Steps Moving Forward
Georgia Tech Police Department
Cabinet members from both the Undergraduate and Graduate SGA are meeting with senior leadership and training officers from the Georgia Tech Police Department to thoroughly review department policies and officer training protocols, address student concerns of implicit bias and use of force, and set the foundation for continued student input on this topic.

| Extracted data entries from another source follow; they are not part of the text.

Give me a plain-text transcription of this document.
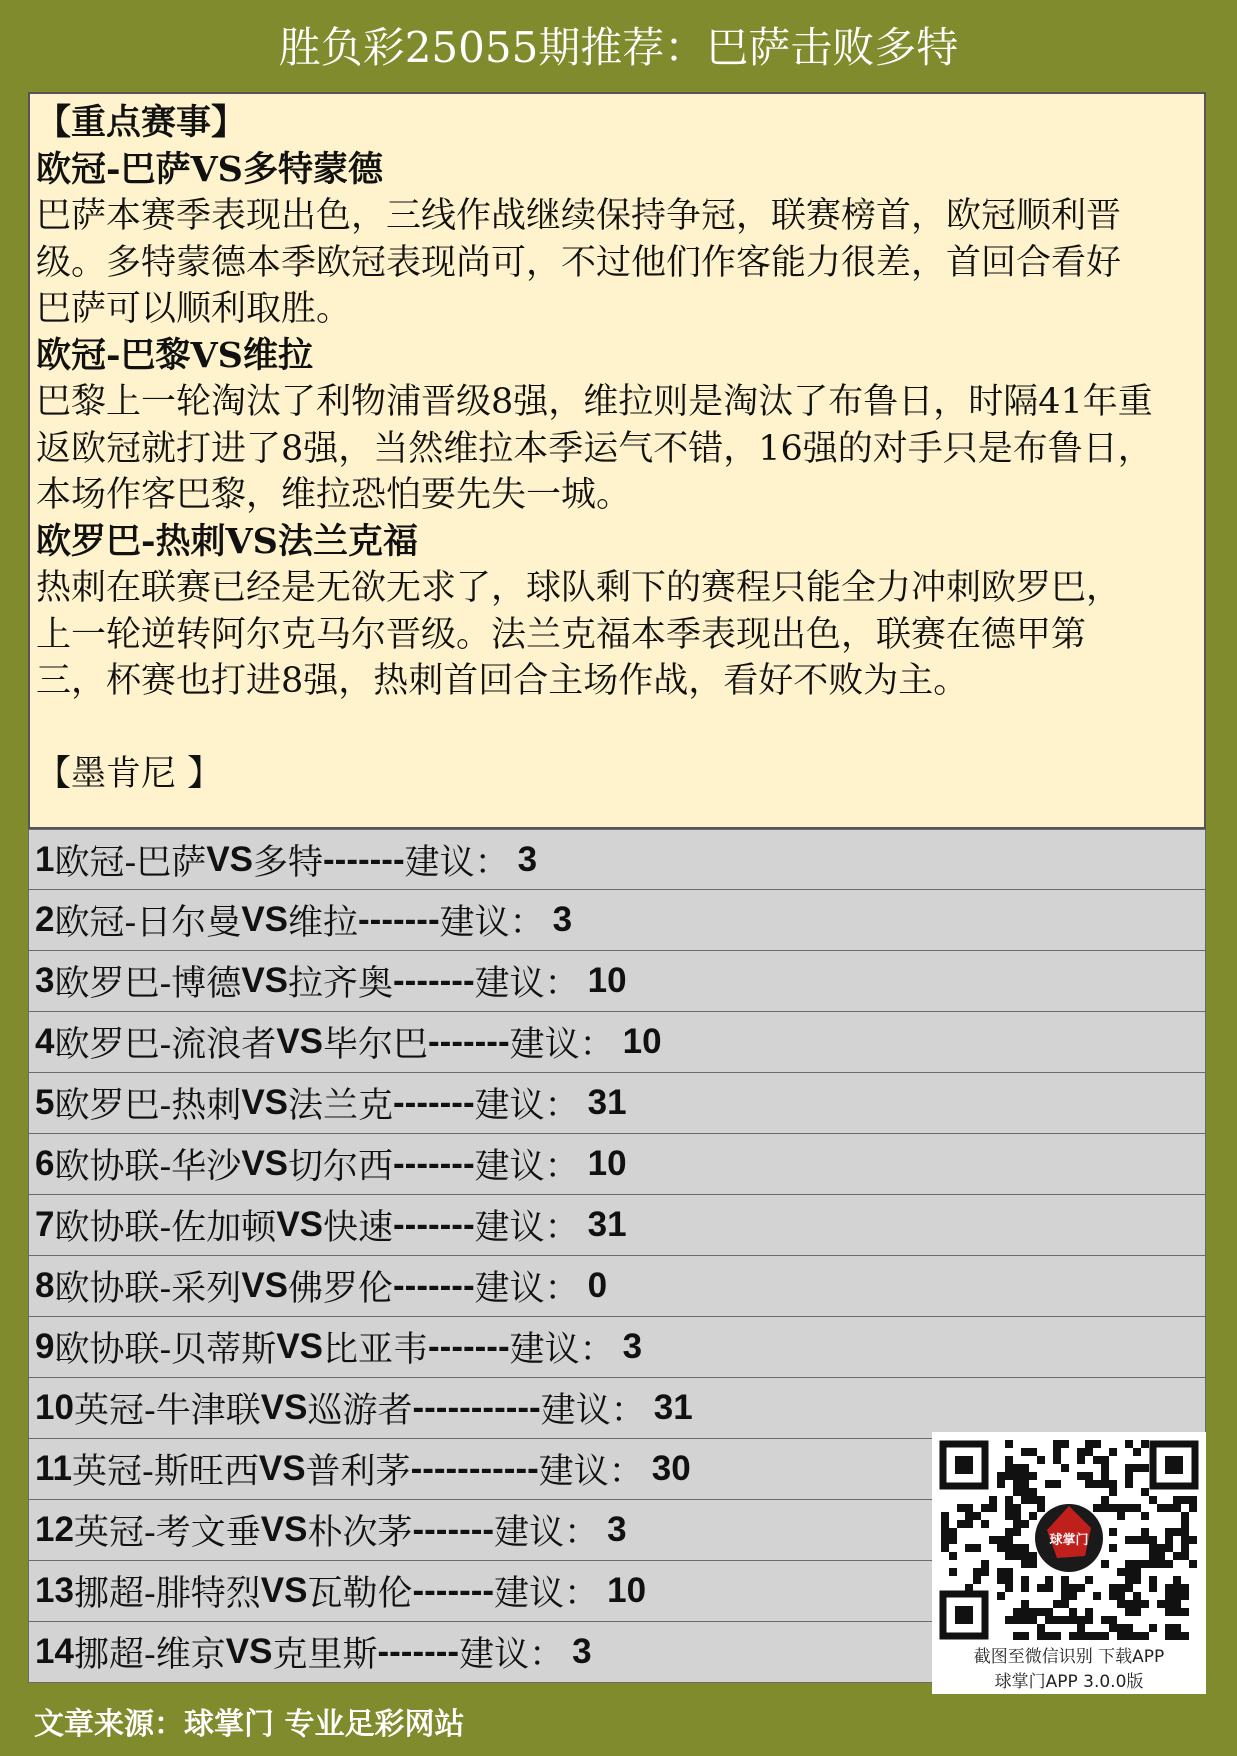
胜负彩25055期推荐：巴萨击败多特
【重点赛事】
欧冠-巴萨VS多特蒙德
巴萨本赛季表现出色，三线作战继续保持争冠，联赛榜首，欧冠顺利晋
级。多特蒙德本季欧冠表现尚可，不过他们作客能力很差，首回合看好
巴萨可以顺利取胜。
欧冠-巴黎VS维拉
巴黎上一轮淘汰了利物浦晋级8强，维拉则是淘汰了布鲁日，时隔41年重
返欧冠就打进了8强，当然维拉本季运气不错，16强的对手只是布鲁日，
本场作客巴黎，维拉恐怕要先失一城。
欧罗巴-热刺VS法兰克福
热刺在联赛已经是无欲无求了，球队剩下的赛程只能全力冲刺欧罗巴，
上一轮逆转阿尔克马尔晋级。法兰克福本季表现出色，联赛在德甲第
三，杯赛也打进8强，热刺首回合主场作战，看好不败为主。
【墨肯尼 】
1 欧冠- 巴萨 VS 多特 ------- 建议： 3
2 欧冠- 日尔曼 VS 维拉 ------- 建议： 3
3 欧罗巴- 博德 VS 拉齐奥 ------- 建议： 10
4 欧罗巴- 流浪者 VS 毕尔巴 ------- 建议： 10
5 欧罗巴- 热刺 VS 法兰克 ------- 建议： 31
6 欧协联- 华沙 VS 切尔西 ------- 建议： 10
7 欧协联- 佐加顿 VS 快速 ------- 建议： 31
8 欧协联- 采列 VS 佛罗伦 ------- 建议： 0
9 欧协联- 贝蒂斯 VS 比亚韦 ------- 建议： 3
10 英冠- 牛津联 VS 巡游者 ----------- 建议： 31
11 英冠- 斯旺西 VS 普利茅 ----------- 建议： 30
12 英冠- 考文垂 VS 朴次茅 ------- 建议： 3
13 挪超- 腓特烈 VS 瓦勒伦 ------- 建议： 10
14 挪超- 维京 VS 克里斯 ------- 建议： 3
球掌门
截图至微信识别 下载APP
球掌门APP 3.0.0版
文章来源：球掌门 专业足彩网站
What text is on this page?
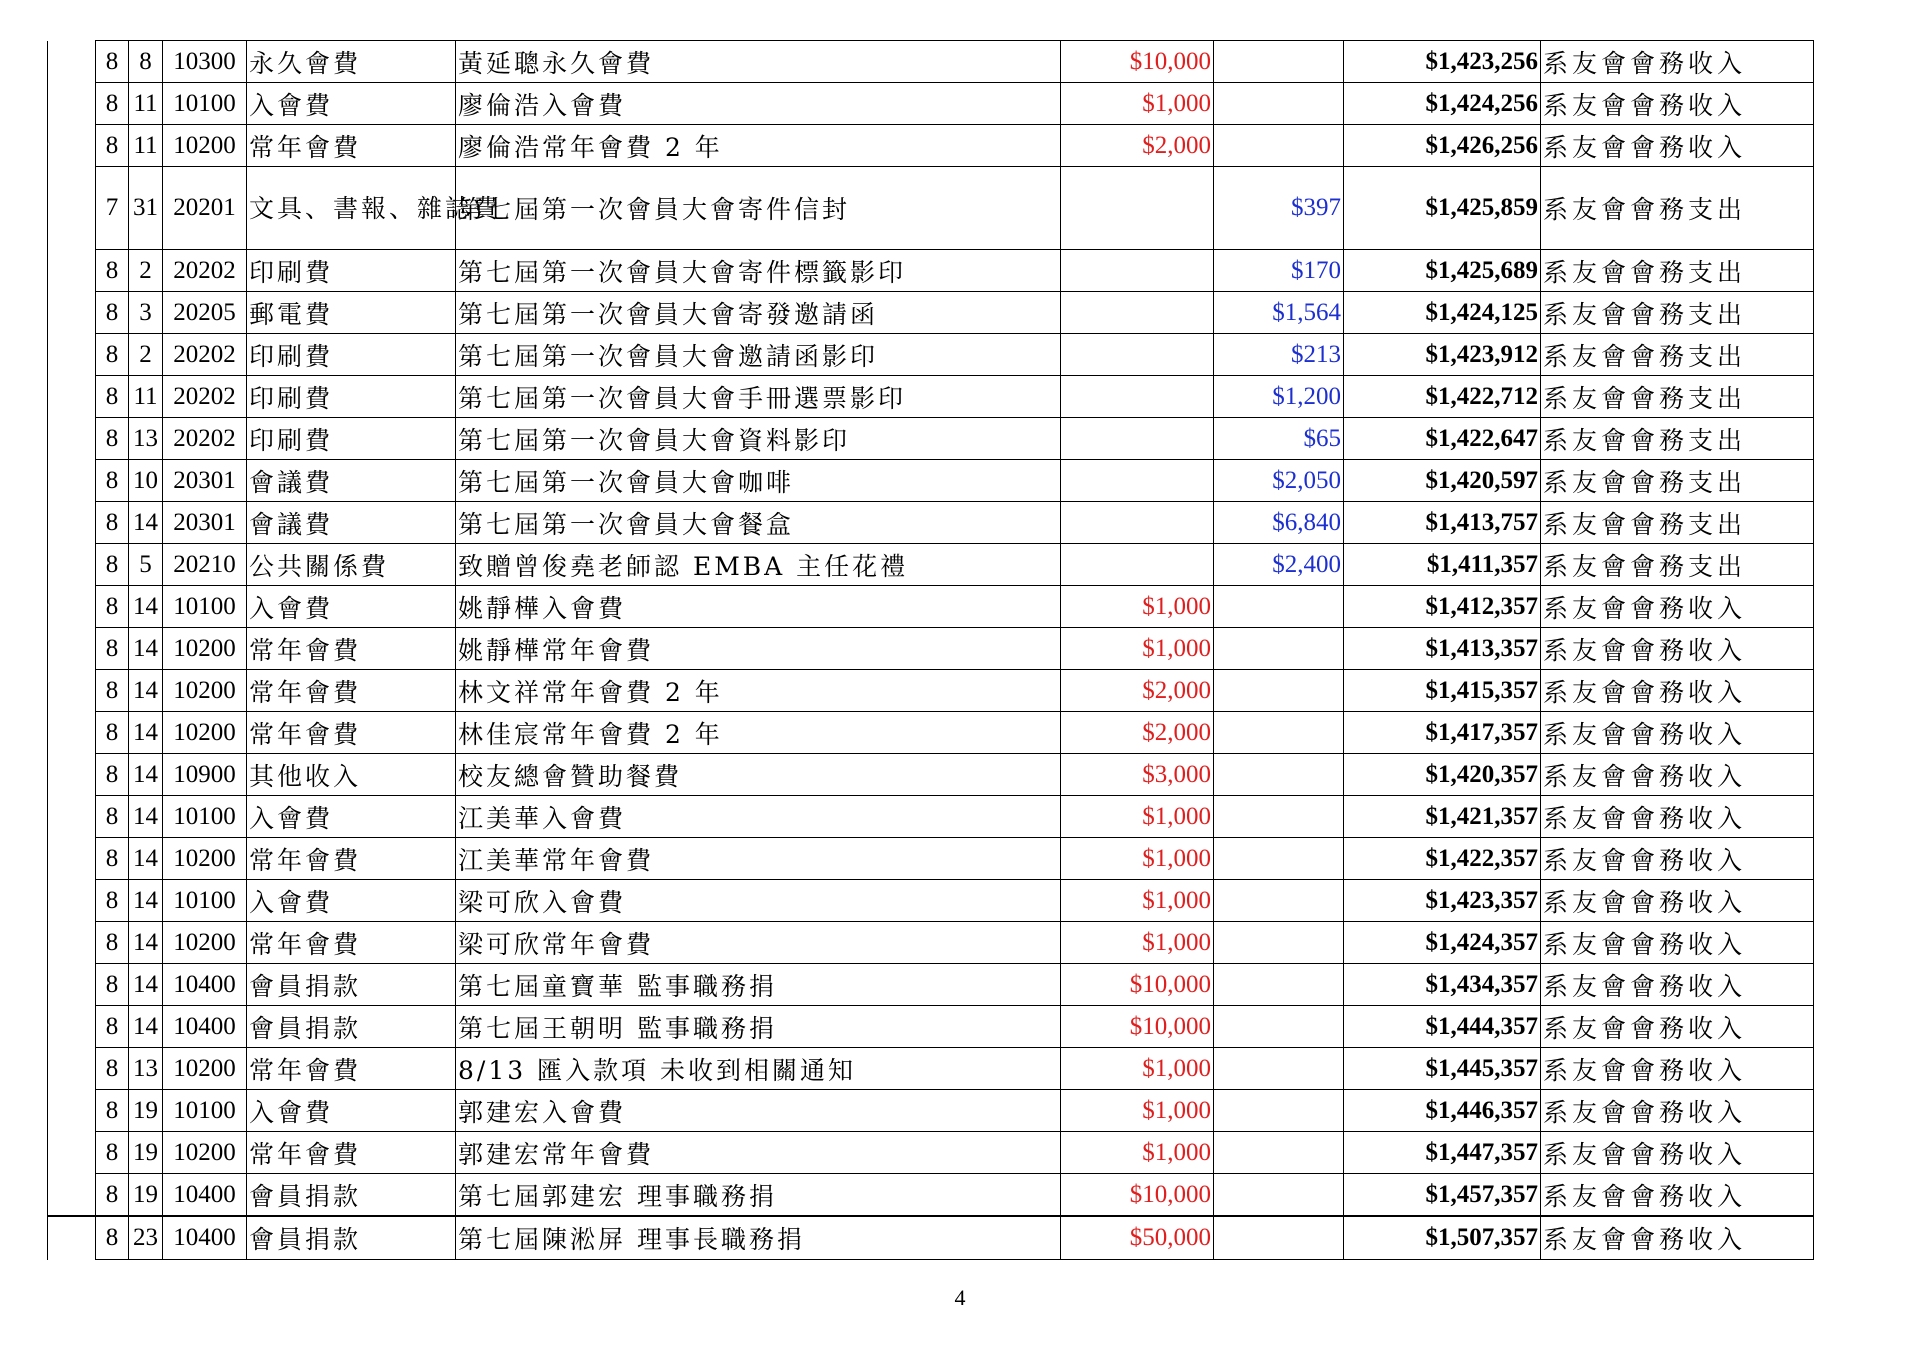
	8	8	10300	永久會費	黃延聰永久會費	$10,000		$1,423,256	系友會會務收入
	8	11	10100	入會費	廖倫浩入會費	$1,000		$1,424,256	系友會會務收入
	8	11	10200	常年會費	廖倫浩常年會費 2 年	$2,000		$1,426,256	系友會會務收入
	7	31	20201	文具、書報、雜誌費	第七屆第一次會員大會寄件信封		$397	$1,425,859	系友會會務支出
	8	2	20202	印刷費	第七屆第一次會員大會寄件標籤影印		$170	$1,425,689	系友會會務支出
	8	3	20205	郵電費	第七屆第一次會員大會寄發邀請函		$1,564	$1,424,125	系友會會務支出
	8	2	20202	印刷費	第七屆第一次會員大會邀請函影印		$213	$1,423,912	系友會會務支出
	8	11	20202	印刷費	第七屆第一次會員大會手冊選票影印		$1,200	$1,422,712	系友會會務支出
	8	13	20202	印刷費	第七屆第一次會員大會資料影印		$65	$1,422,647	系友會會務支出
	8	10	20301	會議費	第七屆第一次會員大會咖啡		$2,050	$1,420,597	系友會會務支出
	8	14	20301	會議費	第七屆第一次會員大會餐盒		$6,840	$1,413,757	系友會會務支出
	8	5	20210	公共關係費	致贈曾俊堯老師認 EMBA 主任花禮		$2,400	$1,411,357	系友會會務支出
	8	14	10100	入會費	姚靜樺入會費	$1,000		$1,412,357	系友會會務收入
	8	14	10200	常年會費	姚靜樺常年會費	$1,000		$1,413,357	系友會會務收入
	8	14	10200	常年會費	林文祥常年會費 2 年	$2,000		$1,415,357	系友會會務收入
	8	14	10200	常年會費	林佳宸常年會費 2 年	$2,000		$1,417,357	系友會會務收入
	8	14	10900	其他收入	校友總會贊助餐費	$3,000		$1,420,357	系友會會務收入
	8	14	10100	入會費	江美華入會費	$1,000		$1,421,357	系友會會務收入
	8	14	10200	常年會費	江美華常年會費	$1,000		$1,422,357	系友會會務收入
	8	14	10100	入會費	梁可欣入會費	$1,000		$1,423,357	系友會會務收入
	8	14	10200	常年會費	梁可欣常年會費	$1,000		$1,424,357	系友會會務收入
	8	14	10400	會員捐款	第七屆童寶華 監事職務捐	$10,000		$1,434,357	系友會會務收入
	8	14	10400	會員捐款	第七屆王朝明 監事職務捐	$10,000		$1,444,357	系友會會務收入
	8	13	10200	常年會費	8/13 匯入款項 未收到相關通知	$1,000		$1,445,357	系友會會務收入
	8	19	10100	入會費	郭建宏入會費	$1,000		$1,446,357	系友會會務收入
	8	19	10200	常年會費	郭建宏常年會費	$1,000		$1,447,357	系友會會務收入
	8	19	10400	會員捐款	第七屆郭建宏 理事職務捐	$10,000		$1,457,357	系友會會務收入
	8	23	10400	會員捐款	第七屆陳淞屏 理事長職務捐	$50,000		$1,507,357	系友會會務收入
4
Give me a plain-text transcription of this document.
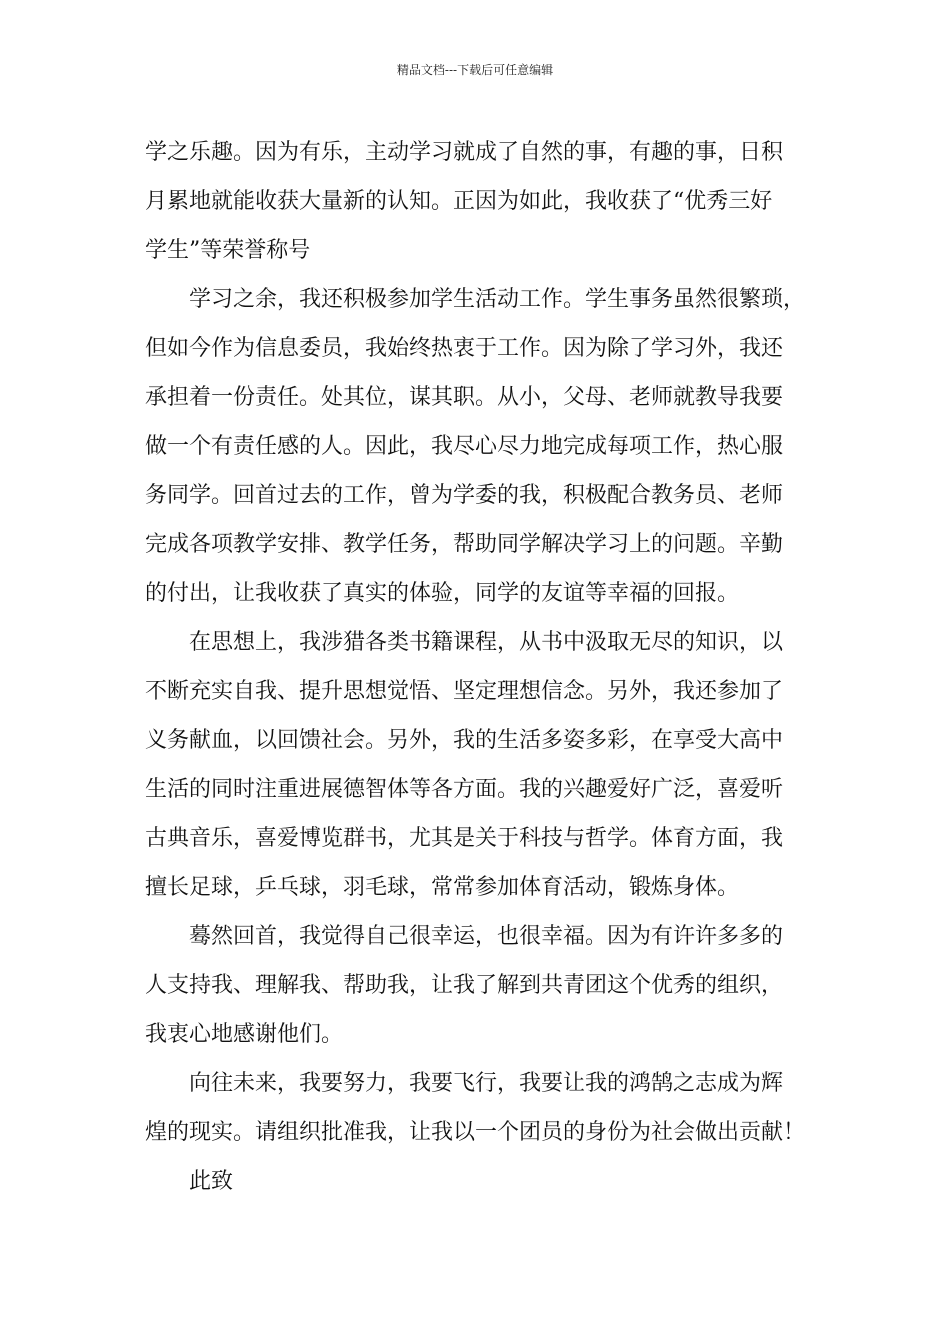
精品文档---下载后可任意编辑
学之乐趣。因为有乐，主动学习就成了自然的事，有趣的事，日积
月累地就能收获大量新的认知。正因为如此，我收获了“优秀三好
学生”等荣誉称号
学习之余，我还积极参加学生活动工作。学生事务虽然很繁琐，
但如今作为信息委员，我始终热衷于工作。因为除了学习外，我还
承担着一份责任。处其位，谋其职。从小，父母、老师就教导我要
做一个有责任感的人。因此，我尽心尽力地完成每项工作，热心服
务同学。回首过去的工作，曾为学委的我，积极配合教务员、老师
完成各项教学安排、教学任务，帮助同学解决学习上的问题。辛勤
的付出，让我收获了真实的体验，同学的友谊等幸福的回报。
在思想上，我涉猎各类书籍课程，从书中汲取无尽的知识，以
不断充实自我、提升思想觉悟、坚定理想信念。另外，我还参加了
义务献血，以回馈社会。另外，我的生活多姿多彩，在享受大高中
生活的同时注重进展德智体等各方面。我的兴趣爱好广泛，喜爱听
古典音乐，喜爱博览群书，尤其是关于科技与哲学。体育方面，我
擅长足球，乒乓球，羽毛球，常常参加体育活动，锻炼身体。
蓦然回首，我觉得自己很幸运，也很幸福。因为有许许多多的
人支持我、理解我、帮助我，让我了解到共青团这个优秀的组织，
我衷心地感谢他们。
向往未来，我要努力，我要飞行，我要让我的鸿鹄之志成为辉
煌的现实。请组织批准我，让我以一个团员的身份为社会做出贡献！
此致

Office Institute Diversity, Equity, and Inclusion
Joint SGA leadership is meeting with Dr. Archie Ervin, Vice President of Institute Diversity, Equity, and Inclusion at Georgia Tech. As part of this meeting, we will relay student sentiment and concerns to establish additional ways Georgia Tech can foster equity and inclusion for minority groups of students.
Black Student Organizations
Student leaders and members of Georgia Tech’s Black Student Organizations will be invited to meet with SGA leadership to formally express their views and work with SGA on initiatives moving forward.
Office of Minority Educational Development
Joint SGA cabinets will work with the Office of Minority Educational Development (OMED) to expand and communicate resources and support for minority students during this time.